STORY TIME, CHAPTER 2
THE STORY SO FAR
Three of the four Redmond kids, Estie, Jen and Josh (Olivia was still too little to come along) have gone for milk from the shop at the corner but are held up by a freight train as they walk back. As the train passes, the two girls think they see someone, a boy about their age, in one of the empty boxcars. The train stops, blocking their way home, but finally starts up again with a clang. The kids have just crossed the track when Jen exclaims and stops so fast that Josh runs into her. They glimpse a boy across the street, limping as he tries to run away. He’s the boxcar boy!
BEGIN CHAPTER II
Henry knew he’d hurt his leg when he jumped from the boxcar. The train had been just barely moving but it was still awfully high up and his right foot had landed all crooked when he hit the ground.
He could still walk on it, but he was finding that running was really getting harder as he tried to lose those kids he’d seen from the train. It hadn’t helped that he’d had to run really fast just a few minutes ago to get away from the railroad detectives. He was too scared then to notice the pain. The railroad police — hoboes he’d met along the way from California called them the bull and told really bad stories about when they’d get caught by the bull — had been waiting at the rail yard for box car hitchhikers just like him. People without any money but who had to get some place fast.
And he had to get to Chicago fast — or as fast as a 12-year-old kid with only pennies in his pockets and no family except, of course, his big sister — could. That’s why he was in such a desperate hurry. He was sure that his sister’s life depended on him getting there. And it had already taken too long — he’d left Oakland at the beginning of May and it was now almost the end of the month.
In past years, he’d be jumping up and down with excitement just to be in Indianapolis in the month of May.

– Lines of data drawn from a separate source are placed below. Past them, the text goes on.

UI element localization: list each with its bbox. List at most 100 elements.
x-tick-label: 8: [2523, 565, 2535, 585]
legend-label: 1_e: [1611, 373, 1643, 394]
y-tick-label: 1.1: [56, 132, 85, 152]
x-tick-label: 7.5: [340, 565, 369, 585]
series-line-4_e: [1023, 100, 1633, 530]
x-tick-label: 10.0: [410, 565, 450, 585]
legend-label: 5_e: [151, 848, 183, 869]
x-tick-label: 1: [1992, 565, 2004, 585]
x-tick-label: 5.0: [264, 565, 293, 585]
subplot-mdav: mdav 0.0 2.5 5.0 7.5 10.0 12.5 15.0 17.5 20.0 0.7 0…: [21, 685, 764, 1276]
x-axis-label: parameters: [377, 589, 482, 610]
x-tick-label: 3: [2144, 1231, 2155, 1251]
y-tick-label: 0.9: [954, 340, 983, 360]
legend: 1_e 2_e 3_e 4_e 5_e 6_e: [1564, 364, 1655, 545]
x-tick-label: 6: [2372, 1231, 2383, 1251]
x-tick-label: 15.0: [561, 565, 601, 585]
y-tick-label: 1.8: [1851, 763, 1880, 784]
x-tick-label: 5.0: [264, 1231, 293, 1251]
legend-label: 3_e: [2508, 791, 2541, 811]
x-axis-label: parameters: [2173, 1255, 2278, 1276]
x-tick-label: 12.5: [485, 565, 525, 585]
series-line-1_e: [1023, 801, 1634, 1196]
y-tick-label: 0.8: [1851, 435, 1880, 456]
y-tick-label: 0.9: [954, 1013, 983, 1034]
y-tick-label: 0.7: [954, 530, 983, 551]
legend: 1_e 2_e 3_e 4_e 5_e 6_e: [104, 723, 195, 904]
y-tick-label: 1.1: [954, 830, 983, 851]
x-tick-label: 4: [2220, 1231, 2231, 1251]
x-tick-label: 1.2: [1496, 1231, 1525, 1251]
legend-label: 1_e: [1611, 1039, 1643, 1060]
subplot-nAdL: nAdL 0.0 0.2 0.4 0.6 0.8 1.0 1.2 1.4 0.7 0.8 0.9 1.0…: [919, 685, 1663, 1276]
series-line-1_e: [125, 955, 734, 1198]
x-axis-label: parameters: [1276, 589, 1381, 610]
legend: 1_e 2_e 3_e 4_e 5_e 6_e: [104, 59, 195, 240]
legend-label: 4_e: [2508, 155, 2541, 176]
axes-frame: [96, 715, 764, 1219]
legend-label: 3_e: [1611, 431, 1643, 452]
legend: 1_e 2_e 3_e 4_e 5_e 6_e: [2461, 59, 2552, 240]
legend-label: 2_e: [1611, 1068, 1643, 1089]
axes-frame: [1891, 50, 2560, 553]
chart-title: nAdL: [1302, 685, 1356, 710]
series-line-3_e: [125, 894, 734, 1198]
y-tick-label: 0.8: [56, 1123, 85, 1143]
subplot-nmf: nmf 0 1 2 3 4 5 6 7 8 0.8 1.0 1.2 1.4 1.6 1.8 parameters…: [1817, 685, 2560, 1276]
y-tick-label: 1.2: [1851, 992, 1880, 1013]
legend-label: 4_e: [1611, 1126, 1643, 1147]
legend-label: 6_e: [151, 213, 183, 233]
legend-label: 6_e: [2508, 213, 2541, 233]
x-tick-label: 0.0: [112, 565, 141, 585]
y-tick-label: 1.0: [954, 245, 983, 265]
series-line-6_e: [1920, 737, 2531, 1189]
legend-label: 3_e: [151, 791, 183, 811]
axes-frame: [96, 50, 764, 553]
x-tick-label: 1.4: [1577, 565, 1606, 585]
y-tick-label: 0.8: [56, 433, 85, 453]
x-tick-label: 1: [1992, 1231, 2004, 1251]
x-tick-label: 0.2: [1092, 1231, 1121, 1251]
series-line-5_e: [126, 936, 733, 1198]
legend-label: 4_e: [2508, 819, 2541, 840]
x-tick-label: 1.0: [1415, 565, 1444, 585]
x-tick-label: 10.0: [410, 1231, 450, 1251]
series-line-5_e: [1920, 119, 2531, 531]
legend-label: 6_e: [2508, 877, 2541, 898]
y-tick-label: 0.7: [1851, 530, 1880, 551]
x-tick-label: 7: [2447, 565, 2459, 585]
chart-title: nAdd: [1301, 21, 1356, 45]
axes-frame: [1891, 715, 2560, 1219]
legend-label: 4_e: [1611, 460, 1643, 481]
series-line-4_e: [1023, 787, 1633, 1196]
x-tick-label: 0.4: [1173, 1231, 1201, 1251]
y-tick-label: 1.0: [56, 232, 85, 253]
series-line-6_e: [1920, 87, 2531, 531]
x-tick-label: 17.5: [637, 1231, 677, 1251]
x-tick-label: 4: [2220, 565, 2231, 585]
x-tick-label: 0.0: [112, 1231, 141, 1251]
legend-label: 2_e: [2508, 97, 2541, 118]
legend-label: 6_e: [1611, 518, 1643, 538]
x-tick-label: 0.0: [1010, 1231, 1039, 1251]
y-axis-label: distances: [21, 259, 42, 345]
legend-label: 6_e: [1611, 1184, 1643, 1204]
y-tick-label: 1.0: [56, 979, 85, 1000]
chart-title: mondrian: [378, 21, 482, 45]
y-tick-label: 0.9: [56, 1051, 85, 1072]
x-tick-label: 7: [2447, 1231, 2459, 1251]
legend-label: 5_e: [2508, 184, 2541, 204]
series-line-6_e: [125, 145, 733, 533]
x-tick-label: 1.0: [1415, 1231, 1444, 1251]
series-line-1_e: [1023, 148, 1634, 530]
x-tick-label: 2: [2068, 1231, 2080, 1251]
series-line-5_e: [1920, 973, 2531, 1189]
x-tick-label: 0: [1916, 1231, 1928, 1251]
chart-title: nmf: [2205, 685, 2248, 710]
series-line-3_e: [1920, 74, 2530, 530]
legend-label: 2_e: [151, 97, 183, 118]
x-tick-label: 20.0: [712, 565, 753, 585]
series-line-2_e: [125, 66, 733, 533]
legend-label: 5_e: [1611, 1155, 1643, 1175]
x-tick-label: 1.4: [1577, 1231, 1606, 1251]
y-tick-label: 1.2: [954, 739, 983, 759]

That was when the big race — the Indy 500 — would run, and even years ago when he was still just a baby, he’d listen to every minute of it on the radio.
But it had been canceled for the past two years because of the war. And it wasn’t running again this year, 1944, because of the stupid war. In fact, he’d heard that the track was all falling apart and junky, with weeds growing up everywhere, and that it might never come back. All because of the war!
That dumb, stupid war. It made him so angry and so afraid all at the same time. He didn’t understand it, but he knew that somehow, the war was what got his sister in trouble. She’d overheard something — she’d been working as a waitress in Oakland, near the shipyard, and those two guys at the table had been talking. They didn’t realize she could hear. But Henry did, and saw that she was getting real scared. But she didn't stop listening.
He had been sitting, waiting for her to get off so they could finally go home, and there were only a few people still around when suddenly, the police came rushing in. There was lots of shouting and the two strangers tried to escape — but didn’t have a chance. About 20 policemen crowded around and quickly led them away in handcuffs.
Anna, his sister, had been too stunned to say anything to the police about what she’d heard, although she was still clearly scared by whatever it was. Everybody had left so quickly that she hadn’t had time to think to tell them. Just as the door closed on the last police officer, she turned to run after them.
“Wait!, Wait! You don’t know what they said! You have to… “
Before she could say any more, one of the men from another table, a huge man with giant hands, grabbed her!
“She knows!” he hissed to his companion, also a very large man who looked awfully mean. “We need to know what exactly she knows — those guys are trained to keep the secret… But they didn’t have time to tell us – We’re gonna have to take her with us and make her talk! We gotta know what they were gonna tell us so we can carry out the plan!”
Herny, overhearing all this, suddenly jumped with a shout onto the bigger man’s back!
“Don’t hurt my sister, you big creep!” he shouted, scrambling to free Anna from his grip.
The other man turned, swinging a huge fist at Henry’s jaw. He fell, his hands sllding across the table, knocking off the papers they’d spread out there.
The punch must have knocked him out for a few seconds, because when he woke up, he was on the floor and Mrs. McGiillacutty, the manager at the restaurant, was trying to help him up.
Anna was gone! The men were gone. There was only a single piece of paper they’d failed to scoop up. He grabbed it and rushed out just as a big black car pulled away from the curb. He saw his sister’s frightened face in the back.
He read the paper: “Orders are to meet June 3 — 83rd and South Shore Drive, Chicago. Carry out … "
The rest of the message had been torn away.
His only hope — and, he feared, Anna’s only hope too – was for him to somehow get to Chicago!